Karamania (21)
Until after the campaign of 1386, Karamania was a far more powerful emirate in Asia Minor than that of the Osmanlis. The Karamanlis were the actual successors of the Seljuks, and maintained themselves in Konia. While the Osmanlis were confined to a very small corner of Anatolia, the Karamanian dominions extended from the Euphrates and the Amanus to the Gulf of Adalia, on both slopes of the Taurus. Except in the maritime emirates of the Aegaean Sea, the Karamanlis and their emir were the great power in the peninsula of Asia Minor.

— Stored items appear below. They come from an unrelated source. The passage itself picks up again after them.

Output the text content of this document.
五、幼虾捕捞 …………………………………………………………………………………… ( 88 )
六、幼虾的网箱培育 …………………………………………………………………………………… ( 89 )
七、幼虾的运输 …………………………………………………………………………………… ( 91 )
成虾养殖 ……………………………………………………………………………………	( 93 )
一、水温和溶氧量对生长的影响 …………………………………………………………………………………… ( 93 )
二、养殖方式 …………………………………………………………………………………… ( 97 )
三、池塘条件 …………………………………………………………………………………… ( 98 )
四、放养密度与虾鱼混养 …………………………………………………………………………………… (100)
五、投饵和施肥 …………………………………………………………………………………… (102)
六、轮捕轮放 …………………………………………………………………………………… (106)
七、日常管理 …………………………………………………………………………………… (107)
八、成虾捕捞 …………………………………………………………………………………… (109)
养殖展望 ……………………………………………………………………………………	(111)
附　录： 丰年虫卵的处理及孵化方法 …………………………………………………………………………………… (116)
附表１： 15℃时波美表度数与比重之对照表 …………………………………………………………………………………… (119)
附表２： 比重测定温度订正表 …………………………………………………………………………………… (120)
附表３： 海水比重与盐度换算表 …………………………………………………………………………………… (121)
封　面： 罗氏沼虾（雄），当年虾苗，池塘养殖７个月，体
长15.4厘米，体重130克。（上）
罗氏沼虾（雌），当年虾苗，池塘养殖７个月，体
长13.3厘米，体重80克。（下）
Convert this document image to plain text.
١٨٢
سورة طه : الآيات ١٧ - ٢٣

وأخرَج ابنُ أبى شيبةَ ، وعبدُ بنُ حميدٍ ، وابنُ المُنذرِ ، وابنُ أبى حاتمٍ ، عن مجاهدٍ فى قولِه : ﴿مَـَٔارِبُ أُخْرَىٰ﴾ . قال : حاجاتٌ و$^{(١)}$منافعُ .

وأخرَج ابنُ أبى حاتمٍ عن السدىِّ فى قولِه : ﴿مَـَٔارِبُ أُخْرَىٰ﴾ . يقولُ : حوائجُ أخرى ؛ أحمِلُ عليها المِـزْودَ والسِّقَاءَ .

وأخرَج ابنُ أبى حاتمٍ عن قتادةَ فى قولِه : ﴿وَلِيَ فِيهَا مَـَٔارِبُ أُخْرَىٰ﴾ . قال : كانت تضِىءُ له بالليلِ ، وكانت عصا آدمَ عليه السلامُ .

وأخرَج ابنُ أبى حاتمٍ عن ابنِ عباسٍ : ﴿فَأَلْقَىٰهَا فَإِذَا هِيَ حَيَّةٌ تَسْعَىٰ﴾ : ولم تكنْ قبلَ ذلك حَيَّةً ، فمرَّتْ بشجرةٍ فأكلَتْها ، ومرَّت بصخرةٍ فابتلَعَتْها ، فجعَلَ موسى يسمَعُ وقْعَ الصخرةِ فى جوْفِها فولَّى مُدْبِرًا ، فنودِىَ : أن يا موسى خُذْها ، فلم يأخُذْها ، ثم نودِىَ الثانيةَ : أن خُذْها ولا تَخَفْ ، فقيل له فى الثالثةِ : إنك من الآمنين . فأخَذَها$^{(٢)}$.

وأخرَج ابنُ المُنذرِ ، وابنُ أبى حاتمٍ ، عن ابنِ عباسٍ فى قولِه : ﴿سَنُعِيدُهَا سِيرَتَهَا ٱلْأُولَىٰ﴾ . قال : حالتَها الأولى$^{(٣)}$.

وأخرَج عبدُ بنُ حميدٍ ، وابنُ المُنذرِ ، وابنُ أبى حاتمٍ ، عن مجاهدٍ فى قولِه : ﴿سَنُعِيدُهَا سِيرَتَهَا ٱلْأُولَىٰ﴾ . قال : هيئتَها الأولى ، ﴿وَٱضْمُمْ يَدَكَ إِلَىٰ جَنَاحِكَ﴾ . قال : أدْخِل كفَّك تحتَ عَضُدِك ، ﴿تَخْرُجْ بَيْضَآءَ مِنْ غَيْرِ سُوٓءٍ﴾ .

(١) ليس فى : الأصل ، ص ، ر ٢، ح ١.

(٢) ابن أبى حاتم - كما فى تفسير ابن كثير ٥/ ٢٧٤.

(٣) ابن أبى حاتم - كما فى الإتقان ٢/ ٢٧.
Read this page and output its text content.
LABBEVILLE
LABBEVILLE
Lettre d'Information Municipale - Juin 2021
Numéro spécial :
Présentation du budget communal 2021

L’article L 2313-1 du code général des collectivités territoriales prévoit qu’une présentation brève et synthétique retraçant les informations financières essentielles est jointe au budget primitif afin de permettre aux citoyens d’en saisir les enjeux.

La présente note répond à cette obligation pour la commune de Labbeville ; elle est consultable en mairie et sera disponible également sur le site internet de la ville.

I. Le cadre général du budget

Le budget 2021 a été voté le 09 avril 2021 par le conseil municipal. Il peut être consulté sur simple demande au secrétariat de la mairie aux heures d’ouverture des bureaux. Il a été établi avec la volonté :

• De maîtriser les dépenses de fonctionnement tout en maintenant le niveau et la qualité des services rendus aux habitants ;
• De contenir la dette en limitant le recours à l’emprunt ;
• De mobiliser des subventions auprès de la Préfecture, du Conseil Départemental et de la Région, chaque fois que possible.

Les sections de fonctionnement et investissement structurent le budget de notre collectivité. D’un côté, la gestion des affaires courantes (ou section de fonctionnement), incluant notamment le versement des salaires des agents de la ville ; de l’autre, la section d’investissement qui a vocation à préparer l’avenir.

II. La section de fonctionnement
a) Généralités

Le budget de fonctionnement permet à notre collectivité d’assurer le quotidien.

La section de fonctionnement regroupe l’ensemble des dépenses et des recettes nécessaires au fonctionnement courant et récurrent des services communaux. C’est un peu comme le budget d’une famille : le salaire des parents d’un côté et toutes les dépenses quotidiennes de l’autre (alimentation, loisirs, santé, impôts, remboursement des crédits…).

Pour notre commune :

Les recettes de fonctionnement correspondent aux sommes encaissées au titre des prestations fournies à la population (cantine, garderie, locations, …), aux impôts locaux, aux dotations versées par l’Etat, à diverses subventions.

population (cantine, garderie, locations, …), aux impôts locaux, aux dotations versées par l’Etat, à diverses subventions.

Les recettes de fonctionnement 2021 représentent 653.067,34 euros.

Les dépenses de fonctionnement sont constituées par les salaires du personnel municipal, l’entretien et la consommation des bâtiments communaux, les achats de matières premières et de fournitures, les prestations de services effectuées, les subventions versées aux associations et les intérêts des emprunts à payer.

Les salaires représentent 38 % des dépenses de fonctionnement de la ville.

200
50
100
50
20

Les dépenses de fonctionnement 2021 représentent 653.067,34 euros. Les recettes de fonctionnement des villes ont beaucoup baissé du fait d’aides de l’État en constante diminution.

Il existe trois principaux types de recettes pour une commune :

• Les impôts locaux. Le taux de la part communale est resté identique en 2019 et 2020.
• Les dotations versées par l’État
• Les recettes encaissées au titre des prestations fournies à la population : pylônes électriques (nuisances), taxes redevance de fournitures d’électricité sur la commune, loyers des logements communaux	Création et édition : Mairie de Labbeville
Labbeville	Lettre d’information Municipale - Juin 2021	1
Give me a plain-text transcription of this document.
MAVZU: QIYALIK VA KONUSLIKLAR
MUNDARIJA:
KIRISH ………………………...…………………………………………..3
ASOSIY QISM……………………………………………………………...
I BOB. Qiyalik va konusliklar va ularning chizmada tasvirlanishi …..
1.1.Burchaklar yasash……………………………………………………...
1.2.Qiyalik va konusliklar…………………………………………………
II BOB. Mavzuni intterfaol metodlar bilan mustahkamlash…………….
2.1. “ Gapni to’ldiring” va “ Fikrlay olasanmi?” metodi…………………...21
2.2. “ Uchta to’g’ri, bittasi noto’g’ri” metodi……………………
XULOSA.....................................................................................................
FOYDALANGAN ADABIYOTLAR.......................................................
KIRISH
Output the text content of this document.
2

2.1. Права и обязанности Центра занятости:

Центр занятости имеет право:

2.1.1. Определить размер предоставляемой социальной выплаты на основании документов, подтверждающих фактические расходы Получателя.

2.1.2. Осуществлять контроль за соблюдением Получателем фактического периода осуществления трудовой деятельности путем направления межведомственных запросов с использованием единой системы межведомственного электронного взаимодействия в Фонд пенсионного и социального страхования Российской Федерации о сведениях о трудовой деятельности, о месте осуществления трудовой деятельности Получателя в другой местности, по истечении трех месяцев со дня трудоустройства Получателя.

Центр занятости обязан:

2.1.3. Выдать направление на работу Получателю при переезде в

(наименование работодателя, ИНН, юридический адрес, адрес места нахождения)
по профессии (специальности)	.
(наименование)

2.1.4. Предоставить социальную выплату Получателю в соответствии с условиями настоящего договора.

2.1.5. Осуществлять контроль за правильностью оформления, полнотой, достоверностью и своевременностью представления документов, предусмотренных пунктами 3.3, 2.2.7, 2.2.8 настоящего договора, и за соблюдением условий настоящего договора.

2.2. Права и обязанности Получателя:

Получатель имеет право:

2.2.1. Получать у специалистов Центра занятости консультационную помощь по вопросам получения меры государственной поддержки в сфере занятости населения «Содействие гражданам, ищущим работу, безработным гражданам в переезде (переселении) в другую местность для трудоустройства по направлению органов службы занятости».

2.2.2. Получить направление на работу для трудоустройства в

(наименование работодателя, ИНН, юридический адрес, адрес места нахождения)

Their independence was not broken by Bayezid, for they recovered their former glory after the intervention of Timur, and successfully withstood Mohammed I, Murad II, and Mohammed II. As in the latter half of the fourteenth century, the Karamanian emirs of the first half of the fifteenth century were allied by marriage with the house of Osman, but refused to do homage to the Ottoman sovereigns.[762]
Limits of space prevent mentioning here the many grounds upon which the Karamanians were able to and did keep their independence in the face of both Constantinople and Cairo. It was only at the end of the fifteenth century that we find the fiction of the Karamanian vassalage to the Osmanlis and of the connexion between the Seljuks and the Osmanlis appearing in the Ottoman chronicles, which on this count are, as I have pointed out elsewhere, wholly unreliable. It is astonishing that their version of the rise of the Osmanlis in Asia Minor has been accepted for so many centuries by western historians.[763]